We are shipping our Windows applications with pre-compiled GPU binaries for different device architecture (Tahiti, Hawaii, Fiji, Tonga, Ellesmere, Baffin, etc.).
The compilation is done on a virtual machine without any GPUs by calling clCreateContextFromType with CL_CONTEXT_OFFLINE_DEVICES_AMD=1 and then running clCreateProgramWithSource, clBuildProgram. clGetProgramInfo(CL_PROGRAM_BINARIES).
As no AMD driver is installed on the machine, driver files are extracted to a folder contained in system PATH.
Source is compiled with these bif options: -fno-bin-source -fno-bin-llvmir -fno-bin-amdil -fbin-exe
This works fine for all devices, including those mentioned above and gfx900. However, when I try to generate a binary for Vega Frontier Edition (gfx901), I'm getting the following error after calling clBuildProgram:
AMD HSA Code Object loading failed.
When I change bif options to -fno-bin-source -fno-bin-llvmir -fbin-amdil -fno-bin-exe, I'm receiving this:
Extracting AMD HSA Code Object from binary failed.
I also tried to perform the compilation on a computer with a Fury card installed, but received the same errors.
What is the correct procedure to generate binary for Vega Frontier Edition (gfx901) on a computer running Windows 10 without this specific GPU?
The issue is still under discussion so can't share much at this point. Will update you as soon as I get any conclusive one.
One point to be noted though. Currently two different driver packages are available for Vega devices under Windows –
1) Mainline Crimson one which supports Vega (but doesn’t include Frontier edition in the supported device list) (Radeon Software Crimson ReLive Edition 17.8.2 Release Notes )
2) A special Vega Frontier edition (AMD Drivers )
Did you try the 2nd one?
OK, so two months later I'm facing exactly the same issues with Crimson 17.10.3 drivers dated 27-Oct-2017 for Win7/64. Compilation for fgx901 results in "Error: AMD HSA Code Object loading failed.", there are two versions of gfx900 & gfx804 devices when requesting list with CL_CONTEXT_OFFLINE_DEVICES_AMD=1, i.e. everything timchist reported back then. So, still there no solution? Should we just tell our users "Avoid buying AMD Vega GPUs at all"?..
AFAIK, the issue was already fixed (sometime in September) in the internal OCL stack and was expected to move into the mainline build. Depending on the target build version, sometimes fixes may take little longer than usual to get released publicly.
Actually, most of our discussion happened in private and I already informed about the fix. Sorry, I forgot to share the update on this thread itself.

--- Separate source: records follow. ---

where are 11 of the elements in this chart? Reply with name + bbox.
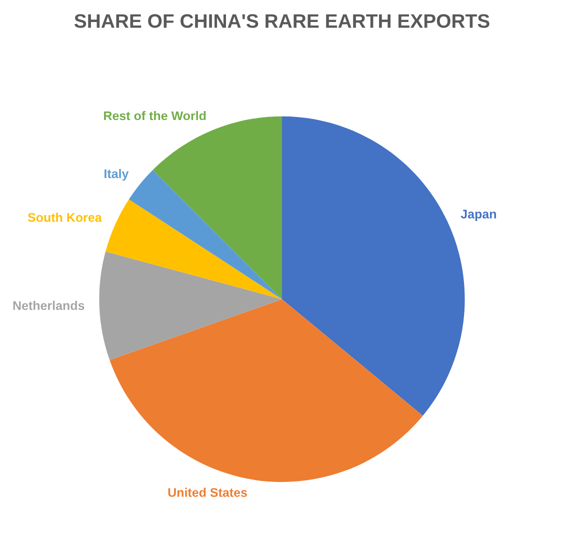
slice-label: South Korea [28, 212, 102, 222]
slice-label: Japan [460, 210, 496, 221]
slice-label: Italy [104, 168, 129, 181]
slice-label: Rest of the World [104, 110, 206, 120]
pie-slice [128, 170, 282, 300]
pie-slice [99, 252, 282, 360]
slice-label: United States [168, 488, 247, 497]
pie-slice [106, 199, 282, 300]
pie-slice [110, 299, 423, 482]
chart-title: SHARE OF CHINA'S RARE EARTH EXPORTS [74, 14, 490, 28]
slice-label: Netherlands [13, 300, 84, 310]
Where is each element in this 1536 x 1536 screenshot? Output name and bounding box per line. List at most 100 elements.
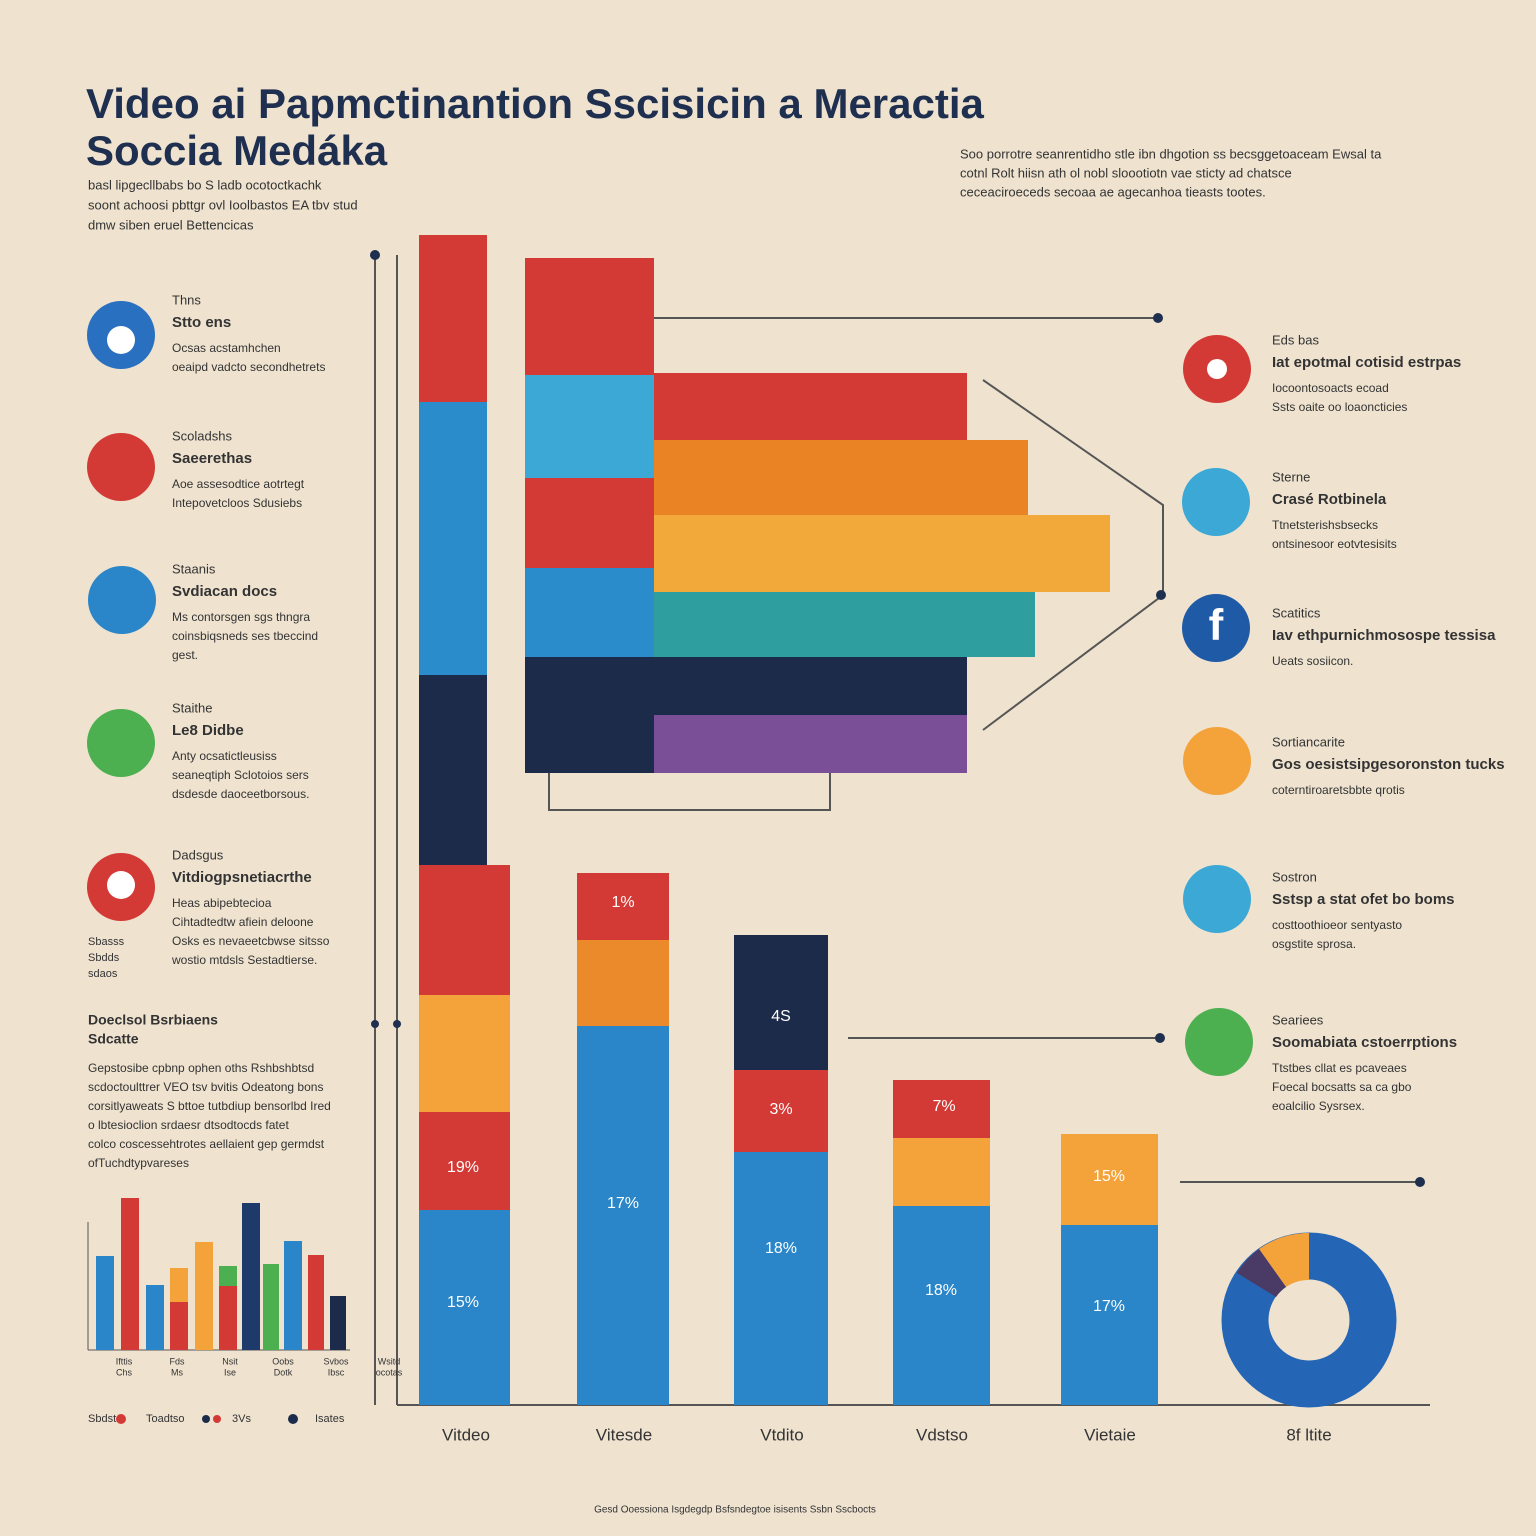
mini-label: Ibsc xyxy=(328,1367,345,1377)
legend: Toadtso xyxy=(146,1413,185,1425)
x-label: Vtdito xyxy=(760,1425,803,1444)
note: Sbasss xyxy=(88,936,125,948)
item-text: Ttnetsterishsbsecks xyxy=(1272,518,1378,532)
item-text: eoalcilio Sysrsex. xyxy=(1272,1099,1365,1113)
item-text: Foecal bocsatts sa ca gbo xyxy=(1272,1080,1412,1094)
note: sdaos xyxy=(88,968,118,980)
title: Soccia Medáka xyxy=(86,127,388,174)
item-text: Cihtadtedtw afiein deloone xyxy=(172,915,314,929)
item-heading: Staanis xyxy=(172,561,216,576)
item-text: osgstite sprosa. xyxy=(1272,937,1356,951)
x-label: Vdstso xyxy=(916,1425,968,1444)
item-text: Ttstbes cllat es pcaveaes xyxy=(1272,1061,1407,1075)
mini-chart xyxy=(87,1198,350,1424)
bar-label: 17% xyxy=(607,1195,639,1212)
item-heading: Sostron xyxy=(1272,869,1317,884)
section-heading: Doeclsol Bsrbiaens xyxy=(88,1012,218,1028)
item-heading: Vitdiogpsnetiacrthe xyxy=(172,869,312,886)
mini-label: Ifttis xyxy=(116,1356,133,1366)
bar-label: 15% xyxy=(447,1294,479,1311)
bar-label: 4S xyxy=(771,1008,791,1025)
bar-label: 18% xyxy=(925,1282,957,1299)
bar-label: 18% xyxy=(765,1240,797,1257)
item-heading: Sortiancarite xyxy=(1272,734,1345,749)
intro: ceceaciroeceds secoaa ae agecanhoa tieas… xyxy=(960,184,1266,199)
item-heading: Staithe xyxy=(172,700,212,715)
svg-text:f: f xyxy=(1209,601,1224,650)
mini-label: Oobs xyxy=(272,1356,294,1366)
item-text: Anty ocsatictleusiss xyxy=(172,749,277,763)
bar-label: 15% xyxy=(1093,1168,1125,1185)
bar-label: 19% xyxy=(447,1159,479,1176)
item-heading: Crasé Rotbinela xyxy=(1272,491,1387,508)
item-text: Ueats sosiicon. xyxy=(1272,654,1353,668)
item-heading: Le8 Didbe xyxy=(172,722,244,739)
mini-label: Svbos xyxy=(323,1356,349,1366)
item-text: Intepovetcloos Sdusiebs xyxy=(172,496,302,510)
mini-label: Wsitd xyxy=(378,1356,401,1366)
item-text: Iocoontosoacts ecoad xyxy=(1272,381,1389,395)
item-heading: Scoladshs xyxy=(172,428,232,443)
section-text: ofTuchdtypvareses xyxy=(88,1156,189,1170)
subtitle: soont achoosi pbttgr ovl Ioolbastos EA t… xyxy=(88,197,358,212)
mini-label: Chs xyxy=(116,1367,133,1377)
item-heading: Eds bas xyxy=(1272,332,1319,347)
item-text: gest. xyxy=(172,648,198,662)
item-text: oeaipd vadcto secondhetrets xyxy=(172,360,325,374)
mini-label: Fds xyxy=(169,1356,185,1366)
item-heading: Iat epotmal cotisid estrpas xyxy=(1272,354,1461,371)
item-heading: Iav ethpurnichmosospe tessisa xyxy=(1272,627,1496,644)
item-heading: Saeerethas xyxy=(172,450,252,467)
bar-label: 1% xyxy=(611,894,634,911)
item-text: Heas abipebtecioa xyxy=(172,896,272,910)
item-heading: Thns xyxy=(172,292,201,307)
donut xyxy=(1221,1232,1397,1408)
item-heading: Sterne xyxy=(1272,469,1310,484)
footer: Gesd Ooessiona Isgdegdp Bsfsndegtoe isis… xyxy=(594,1505,876,1516)
title: Video ai Papmctinantion Sscisicin a Mera… xyxy=(86,80,985,127)
intro: cotnl Rolt hiisn ath ol nobl sloootiotn … xyxy=(960,165,1292,180)
note: Sbdds xyxy=(88,952,120,964)
item-text: Ocsas acstamhchen xyxy=(172,341,281,355)
x-label: 8f ltite xyxy=(1286,1425,1331,1444)
x-label: Vietaie xyxy=(1084,1425,1136,1444)
item-text: Osks es nevaeetcbwse sitsso xyxy=(172,934,330,948)
subtitle: dmw siben eruel Bettencicas xyxy=(88,217,254,232)
item-text: costtoothioeor sentyasto xyxy=(1272,918,1402,932)
subtitle: basl lipgecllbabs bo S ladb ocotoctkachk xyxy=(88,177,322,192)
mini-label: Dotk xyxy=(274,1367,293,1377)
item-text: coterntiroaretsbbte qrotis xyxy=(1272,783,1405,797)
item-text: coinsbiqsneds ses tbeccind xyxy=(172,629,318,643)
mini-label: Ms xyxy=(171,1367,183,1377)
item-heading: Dadsgus xyxy=(172,847,224,862)
item-heading: Stto ens xyxy=(172,314,231,331)
item-text: ontsinesoor eotvtesisits xyxy=(1272,537,1397,551)
stacked-bars xyxy=(419,235,1158,1405)
item-text: wostio mtdsls Sestadtierse. xyxy=(171,953,317,967)
item-text: Ms contorsgen sgs thngra xyxy=(172,610,310,624)
section-heading: Sdcatte xyxy=(88,1031,139,1047)
bar-label: 3% xyxy=(769,1101,792,1118)
item-text: Ssts oaite oo loaoncticies xyxy=(1272,400,1407,414)
legend: Isates xyxy=(315,1413,345,1425)
section-text: o lbtesioclion srdaesr dtsodtocds fatet xyxy=(88,1118,289,1132)
item-heading: Svdiacan docs xyxy=(172,583,277,600)
item-heading: Scatitics xyxy=(1272,605,1321,620)
item-heading: Seariees xyxy=(1272,1012,1324,1027)
mini-label: ocotas xyxy=(376,1367,403,1377)
mini-label: Nsit xyxy=(222,1356,238,1366)
legend: Sbdst xyxy=(88,1413,116,1425)
x-label: Vitesde xyxy=(596,1425,652,1444)
item-heading: Sstsp a stat ofet bo boms xyxy=(1272,891,1455,908)
section-text: Gepstosibe cpbnp ophen oths Rshbshbtsd xyxy=(88,1061,314,1075)
legend: 3Vs xyxy=(232,1413,251,1425)
item-heading: Soomabiata cstoerrptions xyxy=(1272,1034,1457,1051)
dots xyxy=(370,250,1425,1187)
icons: f xyxy=(87,301,1253,1076)
section-text: corsitlyaweats S bttoe tutbdiup bensorlb… xyxy=(88,1099,331,1113)
item-text: Aoe assesodtice aotrtegt xyxy=(172,477,305,491)
item-heading: Gos oesistsipgesoronston tucks xyxy=(1272,756,1505,773)
mini-label: Ise xyxy=(224,1367,236,1377)
connectors xyxy=(374,255,1430,1406)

Honestly, your reply is not really an update. Right now it's impossible to compile kernels for Vega FE GPUs (I guess it's only possible with physical Vega FE presence because of software limitations implemented to separate Pro series from "budget" series... but it's only a guess), it lasts for 2 months, there no ETA on fix and nothing we can do about it (there no program within AMD to provide access to 3rd party developers to internal OCL stack, right?)
Pretty depressing but no surprises.
As just confirmed, the fix has been already promoted to the next version mainline driver and the previous public release of 17.10.3 or any release based on 17.40 doesn’t have the fix yet. I understand your disappointment. Please keep patience.